The farmer and his wife then acknowledged their own life's worth for the sake of their children — a life full of simple joys and of willingness to help others in need. I know this, for I have heard it from others — and somehow you can read it in their eyes. At the age of sixteen, Greta will be going to work in a Dutch hospital where they train handicapped people for fitting tasks.

When I had written these thoughts down, I put them away. For days and weeks I left them alone and I wondered what it was that made me love these simple people so much. Do I see them as friends? Yes, I think I do. Friendship is such a strange and lovely thing. When you are young, it is putting an arm around a shoulder, meaning: we are friends forever! An eternity that could be destroyed any minute.

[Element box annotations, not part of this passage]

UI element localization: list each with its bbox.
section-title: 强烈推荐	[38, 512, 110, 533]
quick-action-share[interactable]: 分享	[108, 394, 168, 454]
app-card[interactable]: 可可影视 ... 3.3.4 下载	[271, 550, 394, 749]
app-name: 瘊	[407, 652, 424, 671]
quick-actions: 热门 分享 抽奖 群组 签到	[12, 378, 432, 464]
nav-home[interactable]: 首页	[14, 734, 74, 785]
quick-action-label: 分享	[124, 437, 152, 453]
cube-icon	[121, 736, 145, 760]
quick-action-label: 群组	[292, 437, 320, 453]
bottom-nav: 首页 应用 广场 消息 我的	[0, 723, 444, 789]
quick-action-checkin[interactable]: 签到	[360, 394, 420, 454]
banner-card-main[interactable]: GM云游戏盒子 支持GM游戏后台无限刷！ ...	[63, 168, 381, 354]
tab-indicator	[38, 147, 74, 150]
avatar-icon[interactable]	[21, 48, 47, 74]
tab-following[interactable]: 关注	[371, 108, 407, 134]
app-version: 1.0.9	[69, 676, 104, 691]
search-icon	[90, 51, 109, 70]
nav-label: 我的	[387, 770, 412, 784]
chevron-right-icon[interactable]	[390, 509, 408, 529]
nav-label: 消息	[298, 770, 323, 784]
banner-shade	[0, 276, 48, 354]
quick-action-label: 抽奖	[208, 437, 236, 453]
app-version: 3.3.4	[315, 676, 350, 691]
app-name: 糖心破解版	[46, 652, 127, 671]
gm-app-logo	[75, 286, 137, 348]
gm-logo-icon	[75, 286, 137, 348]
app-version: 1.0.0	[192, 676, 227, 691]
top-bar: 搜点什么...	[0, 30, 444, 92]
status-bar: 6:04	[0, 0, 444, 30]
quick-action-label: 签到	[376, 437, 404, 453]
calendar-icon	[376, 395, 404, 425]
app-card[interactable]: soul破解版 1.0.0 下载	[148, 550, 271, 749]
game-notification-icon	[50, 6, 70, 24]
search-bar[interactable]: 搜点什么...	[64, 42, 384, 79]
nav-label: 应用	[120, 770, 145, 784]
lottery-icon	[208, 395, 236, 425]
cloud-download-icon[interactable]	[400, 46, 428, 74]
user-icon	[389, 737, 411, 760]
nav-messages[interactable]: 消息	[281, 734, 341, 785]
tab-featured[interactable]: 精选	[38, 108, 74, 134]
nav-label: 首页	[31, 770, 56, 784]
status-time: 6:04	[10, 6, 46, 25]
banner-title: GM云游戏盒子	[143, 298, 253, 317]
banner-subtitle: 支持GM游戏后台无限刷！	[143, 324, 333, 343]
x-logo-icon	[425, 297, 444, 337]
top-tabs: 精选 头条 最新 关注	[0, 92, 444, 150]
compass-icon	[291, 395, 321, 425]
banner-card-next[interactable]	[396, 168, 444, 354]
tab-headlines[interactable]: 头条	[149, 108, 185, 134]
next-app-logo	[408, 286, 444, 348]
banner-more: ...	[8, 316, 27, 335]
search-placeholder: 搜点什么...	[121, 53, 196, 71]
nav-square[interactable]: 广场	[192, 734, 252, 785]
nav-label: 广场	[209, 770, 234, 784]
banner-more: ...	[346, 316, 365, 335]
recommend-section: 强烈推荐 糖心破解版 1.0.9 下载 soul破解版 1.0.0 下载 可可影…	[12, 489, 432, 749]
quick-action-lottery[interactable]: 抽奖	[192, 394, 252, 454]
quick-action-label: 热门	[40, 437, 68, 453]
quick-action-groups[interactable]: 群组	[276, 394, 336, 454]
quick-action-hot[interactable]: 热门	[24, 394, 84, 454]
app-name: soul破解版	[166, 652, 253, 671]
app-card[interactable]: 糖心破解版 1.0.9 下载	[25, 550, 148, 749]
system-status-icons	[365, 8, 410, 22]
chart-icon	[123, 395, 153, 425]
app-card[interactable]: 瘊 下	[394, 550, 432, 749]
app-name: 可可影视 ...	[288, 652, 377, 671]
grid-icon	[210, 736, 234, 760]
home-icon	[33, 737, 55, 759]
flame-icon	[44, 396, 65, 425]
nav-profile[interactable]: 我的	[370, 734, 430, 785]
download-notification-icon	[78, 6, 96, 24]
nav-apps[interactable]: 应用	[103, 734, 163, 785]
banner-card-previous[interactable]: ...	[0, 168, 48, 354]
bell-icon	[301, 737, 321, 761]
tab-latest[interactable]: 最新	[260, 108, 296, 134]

In adult life there sometimes can be competition, one way or another, which is friendship's foe. But at a certain age the urge to compete dies and vanity dies and you feel relieved. I had an old aunt who once told me: "One does not make friends any more at an advanced age." That old aunt was never relieved.

There are acquaintances who ask: "How can you be friends with your neighbors? They live on another plane, another level" — evidently considering their own level so much higher up the mountain of civilization — "You can be friendly with them, but not friends," they say. Granted, one cannot converse with them about art or books or even politics, as their education and worldly experience are limited. But does that matter? One can choose friends for many reasons.

Now suddenly I know the answer. I found it in a little book of prayers I took out of the bookcase today. This is what I read in Abbe Michel Quoist's Prieres:

I love children, says God, I want you to be like them.
I do not love old ones, unless they are still children.
So I only want children in my Kingdom, as I decided from the beginning.
Bent children, hunchbacked children, children with white beards, all kinds of
children, as long as they are children.
Thus I have decided and nothing can change it, there is no place for others.
. . . . . .
I love children because they are still growing, still climbing.
They move upon the road.
But nothing doing with big, grown-up people.
They grow no more, they climb no more.
They stop, stagnate.
They are woeful, says God. They think they are there already.
. . . . . .
But especially, says God, I love children for the look in their eyes. Therein
I read their age.
In my heaven there will be no other eyes than those of five-year-olds, for I know nothing more beautiful than the clear eyes of a child.
This is not astonishing, says God, for I live in their house and look out the windows of their souls.
Whenever you meet a clear glance, know then that it is I, smiling at you through the material.

Perhaps it is because of God smiling at me out of those people's eyes that I love them. Friendship is like planting snowdrops in the earth. In early spring when nature awakes they come and dangle their little white heads in green patches amidst the snow, saying: "Friendship is like a chain and it winds itself further and further around the world." For every new spring the chain of snowdrops will be longer.